Dans cette volonté d’habiter véritablement le Vieux-Lyon, j’ai organisé samedi soir une petite crémaillère pour que, symboliquement, aux yeux de tous, ce soit mon chez-moi et non plus celui d’Alex – je ne veux pas qu’on l’oublie pour autant, bien sûr, mais je veux posséder mon existence, simplement. Plusieurs amis que j’aurais aimé voir n’étaient pas à Lyon pendant ce week-end, mais la chose s’est bien déroulée quand même. Lysandre m’avait grandement aidée à préparer des petites bouchées pour régaler les invités: une partie était au chèvre, tomate séchée, oignon et ail et l’autre au roquefort, miel (roumain, celui qu’Alex avait laissé pour que tout le monde y goûte) et noix de Grenoble. Ce n’était pas une soirée à grands déploiements, juste assez pour moi, je pense, pour que l’ambiance soit juste assez sympa avec du vin rouge et un peu de musique gitane.
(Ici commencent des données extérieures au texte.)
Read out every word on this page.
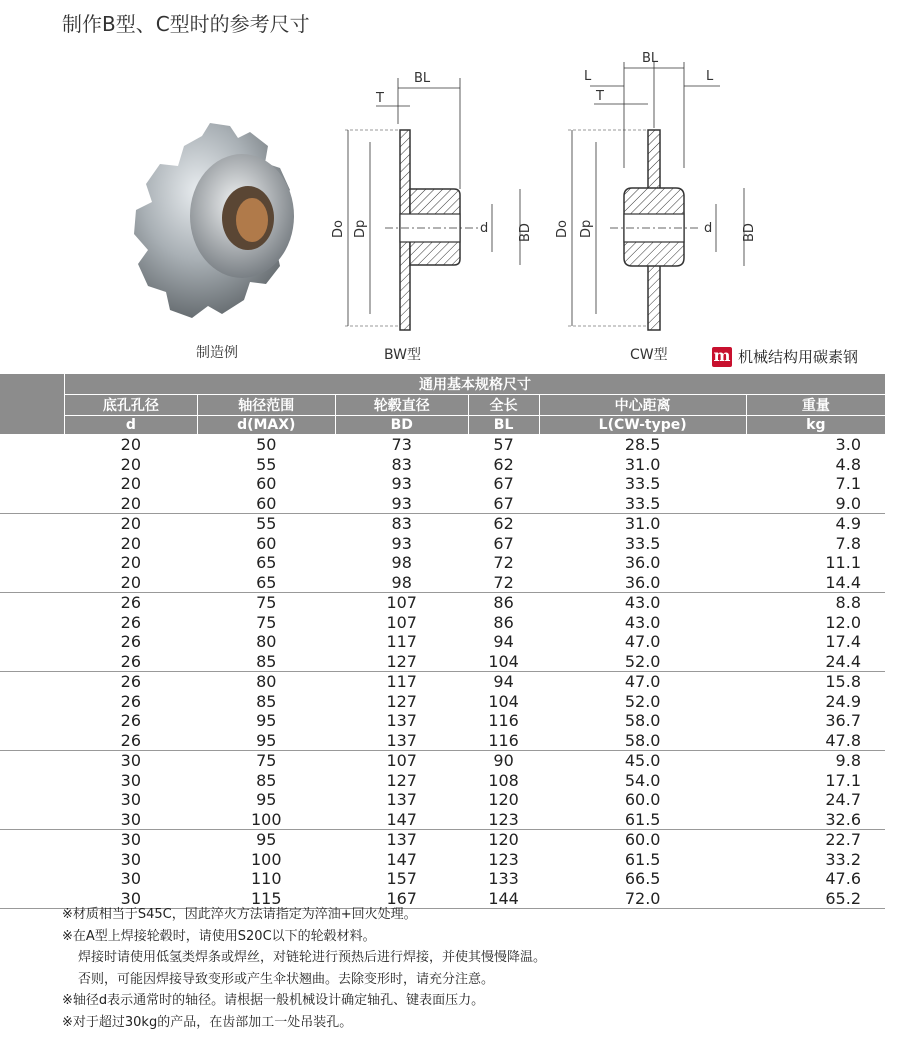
制作B型、C型时的参考尺寸
制造例
BL
T
Do Dp	d BD
BW型
BL
L	L
T
Do Dp	d BD
CW型	m 机械结构用碳素钢
	通用基本规格尺寸					
	底孔孔径	轴径范围	轮毂直径	全长	中心距离	重量
	d	d(MAX)	BD	BL	L(CW-type)	kg
	20	50	73	57	28.5	3.0
	20	55	83	62	31.0	4.8
	20	60	93	67	33.5	7.1
	20	60	93	67	33.5	9.0
	20	55	83	62	31.0	4.9
	20	60	93	67	33.5	7.8
	20	65	98	72	36.0	11.1
	20	65	98	72	36.0	14.4
	26	75	107	86	43.0	8.8
	26	75	107	86	43.0	12.0
	26	80	117	94	47.0	17.4
	26	85	127	104	52.0	24.4
	26	80	117	94	47.0	15.8
	26	85	127	104	52.0	24.9
	26	95	137	116	58.0	36.7
	26	95	137	116	58.0	47.8
	30	75	107	90	45.0	9.8
	30	85	127	108	54.0	17.1
	30	95	137	120	60.0	24.7
	30	100	147	123	61.5	32.6
	30	95	137	120	60.0	22.7
	30	100	147	123	61.5	33.2
	30	110	157	133	66.5	47.6
	30	115	167	144	72.0	65.2
※材质相当于S45C，因此淬火方法请指定为淬油+回火处理。
※在A型上焊接轮毂时，请使用S20C以下的轮毂材料。
焊接时请使用低氢类焊条或焊丝，对链轮进行预热后进行焊接，并使其慢慢降温。
否则，可能因焊接导致变形或产生伞状翘曲。去除变形时，请充分注意。
※轴径d表示通常时的轴径。请根据一般机械设计确定轴孔、键表面压力。
※对于超过30kg的产品，在齿部加工一处吊装孔。
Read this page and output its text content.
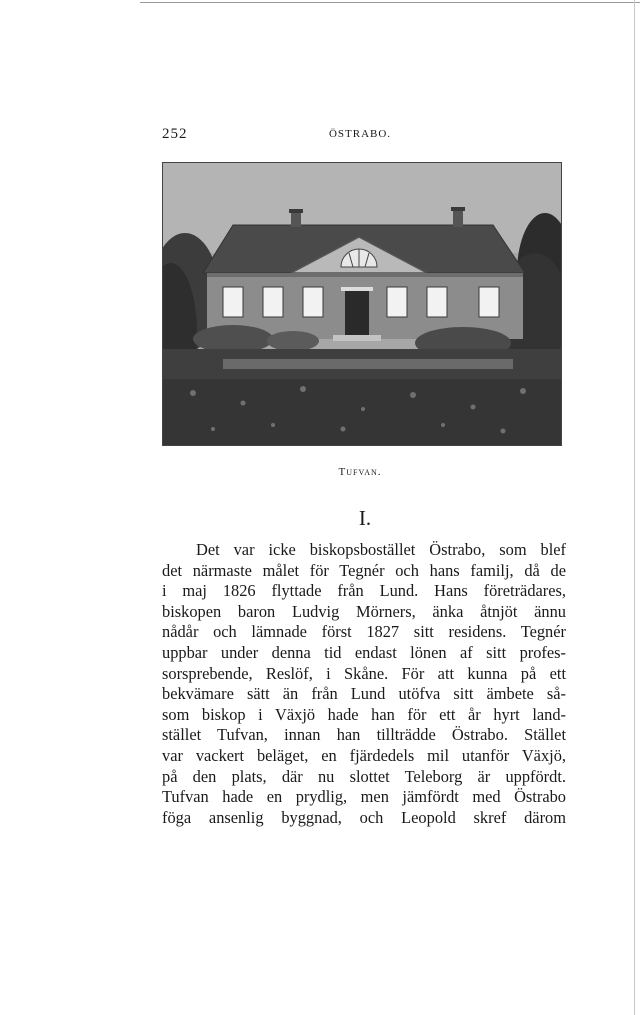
252	ÖSTRABO.
Tufvan.
I.
Det var icke biskopsbostället Östrabo, som blef
det närmaste målet för Tegnér och hans familj, då de
i maj 1826 flyttade från Lund. Hans företrädares,
biskopen baron Ludvig Mörners, änka åtnjöt ännu
nådår och lämnade först 1827 sitt residens. Tegnér
uppbar under denna tid endast lönen af sitt profes-
sorsprebende, Reslöf, i Skåne. För att kunna på ett
bekvämare sätt än från Lund utöfva sitt ämbete så-
som biskop i Växjö hade han för ett år hyrt land-
stället Tufvan, innan han tillträdde Östrabo. Stället
var vackert beläget, en fjärdedels mil utanför Växjö,
på den plats, där nu slottet Teleborg är uppfördt.
Tufvan hade en prydlig, men jämfördt med Östrabo
föga ansenlig byggnad, och Leopold skref därom
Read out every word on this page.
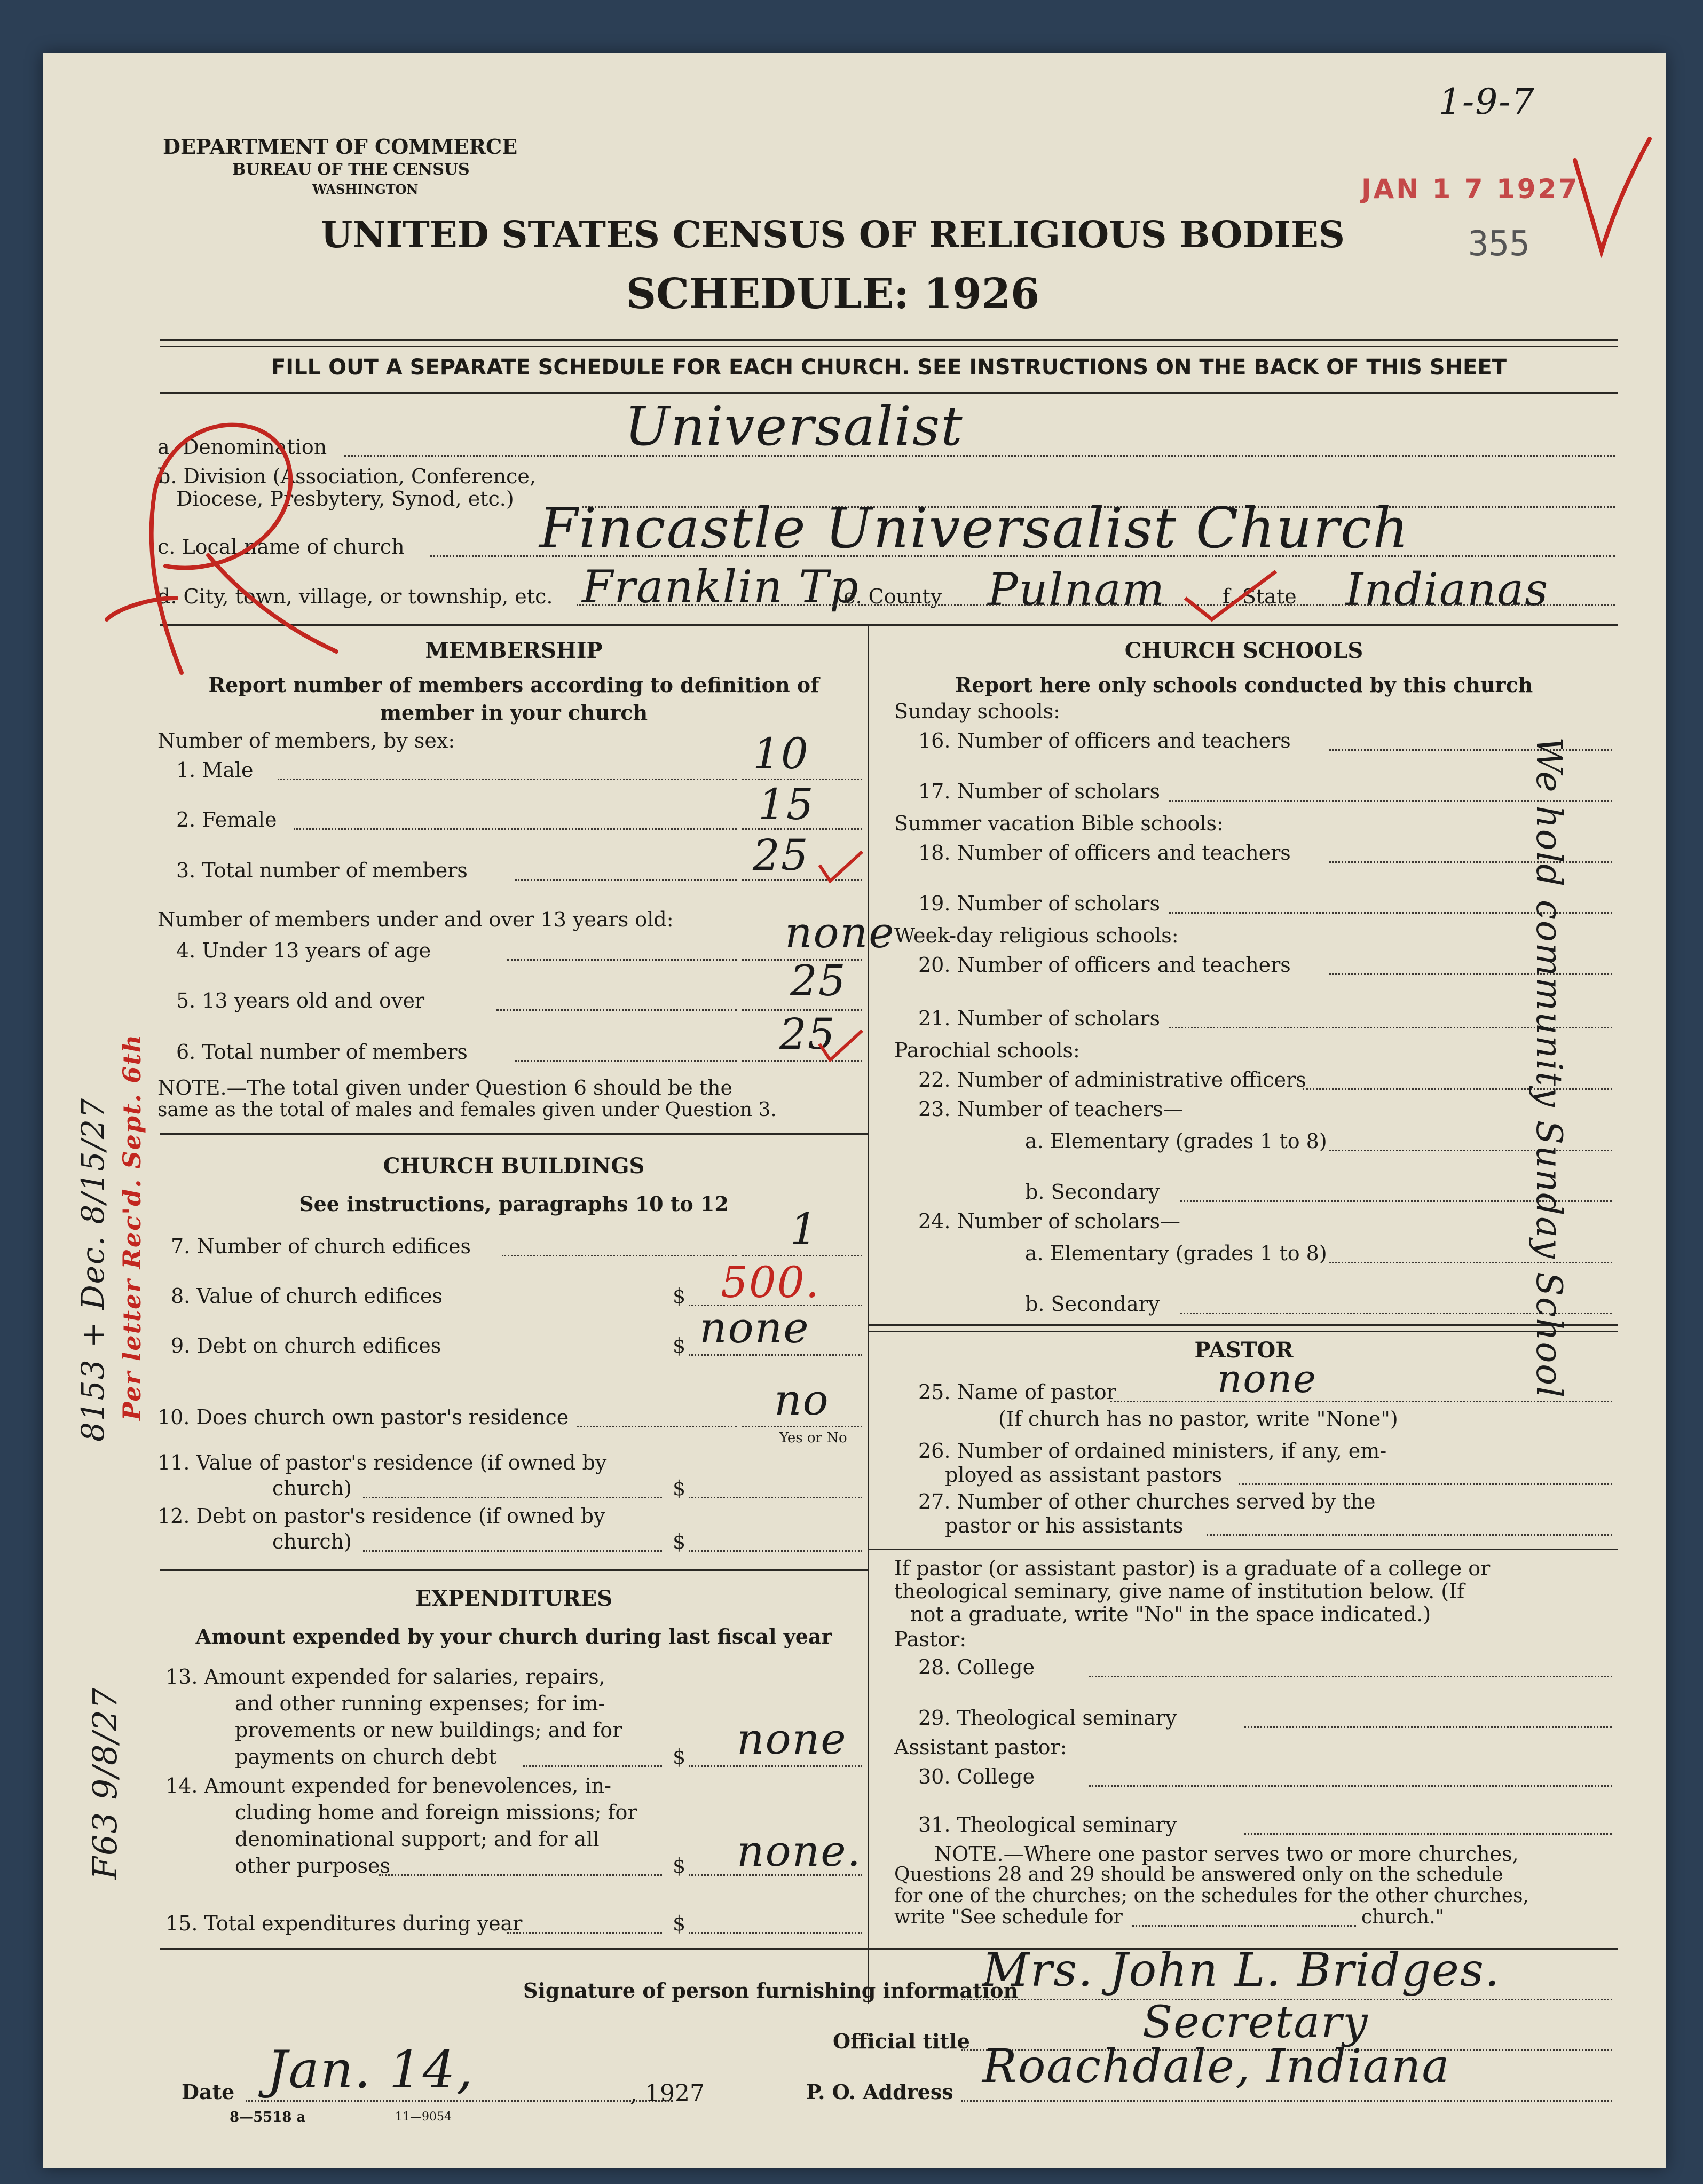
DEPARTMENT OF COMMERCE
BUREAU OF THE CENSUS
WASHINGTON
1-9-7
JAN 1 7 1927
355
UNITED STATES CENSUS OF RELIGIOUS BODIES
SCHEDULE: 1926
FILL OUT A SEPARATE SCHEDULE FOR EACH CHURCH. SEE INSTRUCTIONS ON THE BACK OF THIS SHEET
a. Denomination	Universalist
b. Division (Association, Conference,
Diocese, Presbytery, Synod, etc.)
c. Local name of church Fincastle Universalist Church
d. City, town, village, or township, etc. Franklin Tp
e. County Pulnam	f. State Indianas
MEMBERSHIP
Report number of members according to definition of
member in your church
Number of members, by sex:
1. Male	10
2. Female	15
3. Total number of members	25
Number of members under and over 13 years old:
4. Under 13 years of age	none
5. 13 years old and over	25
6. Total number of members	25
NOTE.—The total given under Question 6 should be the
same as the total of males and females given under Question 3.
CHURCH BUILDINGS
See instructions, paragraphs 10 to 12
7. Number of church edifices	1
8. Value of church edifices	$ 500.
9. Debt on church edifices	$ none
10. Does church own pastor's residence	no
Yes or No
11. Value of pastor's residence (if owned by
church)	$
12. Debt on pastor's residence (if owned by
church)	$
EXPENDITURES
Amount expended by your church during last fiscal year
13. Amount expended for salaries, repairs,
and other running expenses; for im-
provements or new buildings; and for
payments on church debt	$ none
14. Amount expended for benevolences, in-
cluding home and foreign missions; for
denominational support; and for all
other purposes	$ none.
15. Total expenditures during year	$
CHURCH SCHOOLS
Report here only schools conducted by this church
Sunday schools:
16. Number of officers and teachers
17. Number of scholars
Summer vacation Bible schools:
18. Number of officers and teachers
19. Number of scholars
Week-day religious schools:
20. Number of officers and teachers
21. Number of scholars
Parochial schools:
22. Number of administrative officers
23. Number of teachers—
a. Elementary (grades 1 to 8)
b. Secondary
24. Number of scholars—
a. Elementary (grades 1 to 8)
b. Secondary
PASTOR
25. Name of pastor	none
(If church has no pastor, write "None")
26. Number of ordained ministers, if any, em-
ployed as assistant pastors
27. Number of other churches served by the
pastor or his assistants
If pastor (or assistant pastor) is a graduate of a college or
theological seminary, give name of institution below. (If
not a graduate, write "No" in the space indicated.)
Pastor:
28. College
29. Theological seminary
Assistant pastor:
30. College
31. Theological seminary
NOTE.—Where one pastor serves two or more churches,
Questions 28 and 29 should be answered only on the schedule
for one of the churches; on the schedules for the other churches,
write "See schedule for	church."
Signature of person furnishing information
Mrs. John L. Bridges.
Official title	Secretary
Date Jan. 14,	, 1927	P. O. Address Roachdale, Indiana
8—5518 a	11—9054
We hold community Sunday School
8153 + Dec. 8/15/27 Per letter Rec'd. Sept. 6th
F63 9/8/27
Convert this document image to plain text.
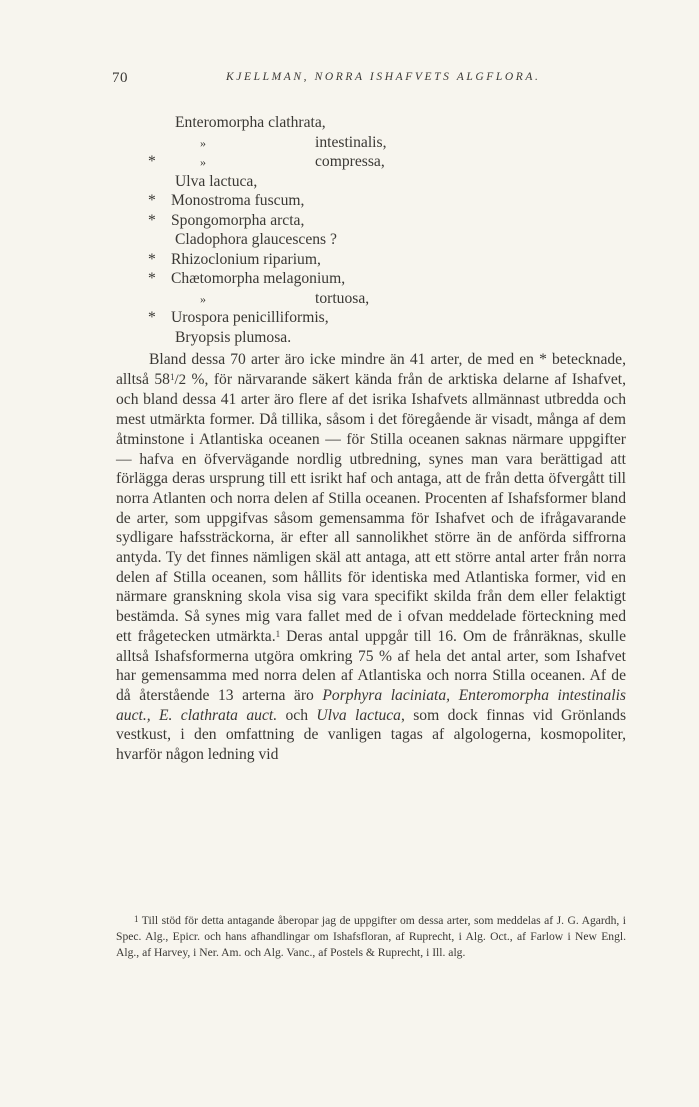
70	KJELLMAN, NORRA ISHAFVETS ALGFLORA.
Enteromorpha clathrata,
»	intestinalis,
*	»	compressa,
Ulva lactuca,
* Monostroma fuscum,
* Spongomorpha arcta,
Cladophora glaucescens ?
* Rhizoclonium riparium,
* Chætomorpha melagonium,
»	tortuosa,
* Urospora penicilliformis,
Bryopsis plumosa.

Bland dessa 70 arter äro icke mindre än 41 arter, de med en * betecknade, alltså $58^1/2$ %, för närvarande säkert kända från de arktiska delarne af Ishafvet, och bland dessa 41 arter äro flere af det isrika Ishafvets allmännast utbredda och mest utmärkta former. Då tillika, såsom i det föregående är visadt, många af dem åtminstone i Atlantiska oceanen — för Stilla oceanen saknas närmare uppgifter — hafva en öfvervägande nordlig utbredning, synes man vara berättigad att förlägga deras ursprung till ett isrikt haf och antaga, att de från detta öfvergått till norra Atlanten och norra delen af Stilla oceanen. Procenten af Ishafsformer bland de arter, som uppgifvas såsom gemensamma för Ishafvet och de ifrågavarande sydligare hafssträckorna, är efter all sannolikhet större än de anförda siffrorna antyda. Ty det finnes nämligen skäl att antaga, att ett större antal arter från norra delen af Stilla oceanen, som hållits för identiska med Atlantiska former, vid en närmare granskning skola visa sig vara specifikt skilda från dem eller felaktigt bestämda. Så synes mig vara fallet med de i ofvan meddelade förteckning med ett frågetecken utmärkta.$^1$ Deras antal uppgår till 16. Om de frånräknas, skulle alltså Ishafsformerna utgöra omkring 75 % af hela det antal arter, som Ishafvet har gemensamma med norra delen af Atlantiska och norra Stilla oceanen. Af de då återstående 13 arterna äro Porphyra laciniata, Enteromorpha intestinalis auct., E. clathrata auct. och Ulva lactuca, som dock finnas vid Grönlands vestkust, i den omfattning de vanligen tagas af algologerna, kosmopoliter, hvarför någon ledning vid

$^1$ Till stöd för detta antagande åberopar jag de uppgifter om dessa arter, som meddelas af J. G. Agardh, i Spec. Alg., Epicr. och hans afhandlingar om Ishafsfloran, af Ruprecht, i Alg. Oct., af Farlow i New Engl. Alg., af Harvey, i Ner. Am. och Alg. Vanc., af Postels & Ruprecht, i Ill. alg.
Au début de la semaine, avec Caroline, nous avions regardé le film À bout de souffle de Godard. C’est un film français assez vieux, 1960, en noir et blanc mais très joli et amusant ; Jean Seberg est une femme vraiment trop belle, Jean-Paul Belmondo pas mal non plus. Racontant l’histoire assez originale d’un couple d’amants – ah, le thème éternel –, le film est un mélange d’art, d’amour et de liberté, tout ce qui rend la vie si essentielle, au fond. J’avais envie de regarder mille fois encore cette œuvre cinématographique, mais lentement mon obsession s’est dissoute : je ne dois pas oublier que le cinéma n’est pas la vie. Mais j’aimerais au moins le revoir plus tard, ce que je pourrai faire, puisque le film est en fait un fichier téléchargé sur Internet… Peu importe, j’ai au moins décidé que j’avais, comme les actrices, le droit d’être un peu belle. Après avoir souffert une expérience de cruauté gratuite qui m’a fait penser aux malheurs de Rousseau – un garçon de dix-sept ans inconnu, dans la rue, m’a dit que je redevrais renouveler ma garde-robe ; je me suis acheté des bottes longues brunes, sans talons mais élégantes et confortables, qui me donnent une dignité féminine. Elles sont d’ailleurs très seyantes lorsque j’arpente quotidiennement les pavés multicolores du Vieux-Lyon.